Life can be scary and stressful, no doubt! But, with PTSD it just comes with the territory. When I was raped Sophomore year of high school, everything changed. I’ll remember the details of that night forever; the night ended with my hand punching my bathroom mirror, and a young, vulnerable me falling asleep with a bottle of something 90 proof. I couldn’t wrap my head around what had happened to me; so much of the time I was in complete denial. When I finally opened my eyes and allowed the pain to stay, I was consumed by sadness. I hallucinated, drank way too much, bounced from emotion to emotion, escaped to New York City, and spent a lot of time alone. I’ve learned to appreciate sadness because it can be beautiful, but what I was going through wasn’t beautiful. My life became haunting.
I went to a therapist and I also came forward to the police, finally. The detective I dealt with failed me 100%, and told me I’d never win. I was forced to drop the sexual assault charges, partially because of lack of support, but also because of fear. I will never forget sitting in the dark police station, feeling nauseous. The detective had me walk him through the night and the assault, three times. He recorded me the second time, as he held the recorder uncomfortably close to me. It was the first time I had walked myself through the full night, too. Every detail made me want to choke. It was surreal. I couldn’t remember the exact outfit I wore, and that was bothering me. I knew I wore jean shorts and some sort of cute top, but nothing special. It was really late by the time he got to my house, and it was a week night. I remember finding it strange that he arrived at my house after midnight, wearing a suit. He claimed to have come from church…it was a warm night, hence the denim shorts. I listened to country music (lots of Kenny Chesney) and drank vodka. I wasn’t drunk, but I felt hot and buzzed. The guy who hurt me was once my closest male friend, but he had changed over the past year. He was turning into a monster. I got hurt because I refused to let go of someone.
I was left with bruising and bite marks. I looked in the mirror that night and felt as though my body didn’t belong to me anymore. I wanted to rewind, but unfortunately I still haven’t been able to find that “life” remote. He called me names and left…but he didn’t leave my driveway. I’ll never forget this. He stood by his car smoking a cigarette for a few minutes, before finally leaving for good.
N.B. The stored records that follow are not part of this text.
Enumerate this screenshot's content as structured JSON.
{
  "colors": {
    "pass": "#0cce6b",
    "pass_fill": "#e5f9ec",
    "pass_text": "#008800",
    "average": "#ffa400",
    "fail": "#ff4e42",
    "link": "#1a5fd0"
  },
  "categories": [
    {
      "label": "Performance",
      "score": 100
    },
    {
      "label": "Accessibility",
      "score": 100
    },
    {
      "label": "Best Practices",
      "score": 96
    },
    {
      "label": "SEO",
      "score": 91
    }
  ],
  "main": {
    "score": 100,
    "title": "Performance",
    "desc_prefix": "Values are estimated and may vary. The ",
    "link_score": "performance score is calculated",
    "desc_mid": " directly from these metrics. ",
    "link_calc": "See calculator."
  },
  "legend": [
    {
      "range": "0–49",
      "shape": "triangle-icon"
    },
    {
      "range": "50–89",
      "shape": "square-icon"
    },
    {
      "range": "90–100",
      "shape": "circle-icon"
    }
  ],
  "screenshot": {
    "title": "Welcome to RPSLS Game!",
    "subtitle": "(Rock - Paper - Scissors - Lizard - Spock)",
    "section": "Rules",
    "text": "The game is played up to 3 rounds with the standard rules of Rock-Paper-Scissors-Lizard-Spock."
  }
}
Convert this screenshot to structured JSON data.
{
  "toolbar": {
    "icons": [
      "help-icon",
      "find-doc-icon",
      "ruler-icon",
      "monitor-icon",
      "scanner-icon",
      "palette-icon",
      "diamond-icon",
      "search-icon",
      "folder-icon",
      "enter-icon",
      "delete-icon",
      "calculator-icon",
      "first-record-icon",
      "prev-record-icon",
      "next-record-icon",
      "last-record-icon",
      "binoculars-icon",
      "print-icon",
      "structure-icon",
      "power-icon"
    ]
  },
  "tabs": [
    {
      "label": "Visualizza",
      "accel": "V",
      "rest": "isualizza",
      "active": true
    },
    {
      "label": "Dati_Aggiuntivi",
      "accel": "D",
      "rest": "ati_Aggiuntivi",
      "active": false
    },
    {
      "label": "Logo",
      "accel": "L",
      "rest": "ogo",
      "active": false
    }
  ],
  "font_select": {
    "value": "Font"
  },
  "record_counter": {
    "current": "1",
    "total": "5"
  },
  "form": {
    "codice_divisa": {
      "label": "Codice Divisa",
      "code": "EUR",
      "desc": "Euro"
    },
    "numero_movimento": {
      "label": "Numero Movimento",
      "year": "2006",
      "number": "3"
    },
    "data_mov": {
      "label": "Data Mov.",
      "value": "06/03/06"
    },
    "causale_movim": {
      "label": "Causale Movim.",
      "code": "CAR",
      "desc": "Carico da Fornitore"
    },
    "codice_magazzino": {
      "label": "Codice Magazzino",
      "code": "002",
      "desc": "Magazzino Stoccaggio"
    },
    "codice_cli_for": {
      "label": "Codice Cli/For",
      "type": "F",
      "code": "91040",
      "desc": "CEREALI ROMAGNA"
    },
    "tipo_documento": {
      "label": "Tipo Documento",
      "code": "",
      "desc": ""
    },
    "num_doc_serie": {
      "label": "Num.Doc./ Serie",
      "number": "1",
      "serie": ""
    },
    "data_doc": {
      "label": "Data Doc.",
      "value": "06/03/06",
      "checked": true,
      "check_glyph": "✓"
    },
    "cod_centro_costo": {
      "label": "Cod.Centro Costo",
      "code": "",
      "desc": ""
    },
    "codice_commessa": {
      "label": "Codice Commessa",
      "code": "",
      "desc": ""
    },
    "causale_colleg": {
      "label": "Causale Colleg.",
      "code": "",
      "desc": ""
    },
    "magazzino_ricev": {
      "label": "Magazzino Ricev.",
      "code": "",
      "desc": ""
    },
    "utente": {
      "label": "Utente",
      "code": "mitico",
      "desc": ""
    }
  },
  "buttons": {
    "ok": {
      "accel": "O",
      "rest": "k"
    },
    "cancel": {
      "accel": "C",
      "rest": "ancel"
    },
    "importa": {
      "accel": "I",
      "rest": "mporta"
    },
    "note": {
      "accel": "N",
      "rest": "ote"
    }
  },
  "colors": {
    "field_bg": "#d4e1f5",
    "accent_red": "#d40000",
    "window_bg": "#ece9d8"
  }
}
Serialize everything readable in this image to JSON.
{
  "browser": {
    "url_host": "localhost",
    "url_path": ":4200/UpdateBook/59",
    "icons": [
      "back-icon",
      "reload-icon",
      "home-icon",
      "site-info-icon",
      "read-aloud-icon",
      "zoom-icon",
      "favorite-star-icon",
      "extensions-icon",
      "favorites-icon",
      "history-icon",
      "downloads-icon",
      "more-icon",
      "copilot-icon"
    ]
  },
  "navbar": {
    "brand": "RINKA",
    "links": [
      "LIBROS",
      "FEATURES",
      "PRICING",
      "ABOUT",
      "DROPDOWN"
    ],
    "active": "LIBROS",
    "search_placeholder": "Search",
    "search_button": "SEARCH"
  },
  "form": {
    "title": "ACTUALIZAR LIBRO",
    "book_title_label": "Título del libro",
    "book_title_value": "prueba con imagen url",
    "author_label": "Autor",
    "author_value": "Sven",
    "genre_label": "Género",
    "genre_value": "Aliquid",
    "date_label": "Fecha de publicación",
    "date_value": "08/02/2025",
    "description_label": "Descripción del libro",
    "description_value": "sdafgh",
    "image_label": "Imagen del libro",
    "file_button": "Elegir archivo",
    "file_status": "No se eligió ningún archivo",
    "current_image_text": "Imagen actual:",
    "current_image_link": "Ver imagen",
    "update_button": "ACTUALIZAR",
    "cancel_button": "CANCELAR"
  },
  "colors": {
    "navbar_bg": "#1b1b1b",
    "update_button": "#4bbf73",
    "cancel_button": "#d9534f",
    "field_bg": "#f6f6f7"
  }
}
I remember the sound of his tires speeding out of my driveway…I stood at my window terrified and unsure of what to do next, or of how I was supposed to be feeling. I was so young. There is no step by step guide to overcoming sexual assault, or any form of abuse. You do what feels right, even if it’s wrong. You listen to your own voice, and no one else’s. You just…live. Even if it kills you, you just move forward.
I can look back and say “Hm, that was because of my PTSD and another moment of weakness”. My PTSD makes me vulnerable at times, & yet I’m incredibly strong. I’ve endured pain and heartache, but gained wisdom.
PTSD (Post Traumatic Stress Disorder) is a disorder that arrives after a traumatic event (war, sexual assault, near death experiences, car accident, etc.). PTSD can be chronic or short term; I have chronic PTSD and often feel scared or out of control, even when I’m not in danger. I experience flashbacks, terrifying thoughts, depression, and sometimes I have no clue how I’m feeling. I go through days of just feeling lost. Despite this ongoing struggle I am happy, and alive, and I live my life to the fullest. I love laughing, smiling, going on adventures, falling in love with beautiful days, staring at the sky, writing, reading a good book, spending time with the best, and creating breathtaking moments.
Recently I went through another traumatic event, that triggered old issues. My PTSD is an old friend now, and it’s just a part of who I am. Things never get easier, you just get better. It’s scary some days, and other days it’s beautiful and perfect. I love my life and the girl I’ve become, but I’ll always have my scars and stories.
There are moments in my life that weren’t ideal, but regretting creates stress. Nothing will change from stressing over the past and old mistakes. Embrace the pain and keep going.
Are you feeling weak or scared? If you are, it’s okay. I’m here for you. This too shall pass, my darlings.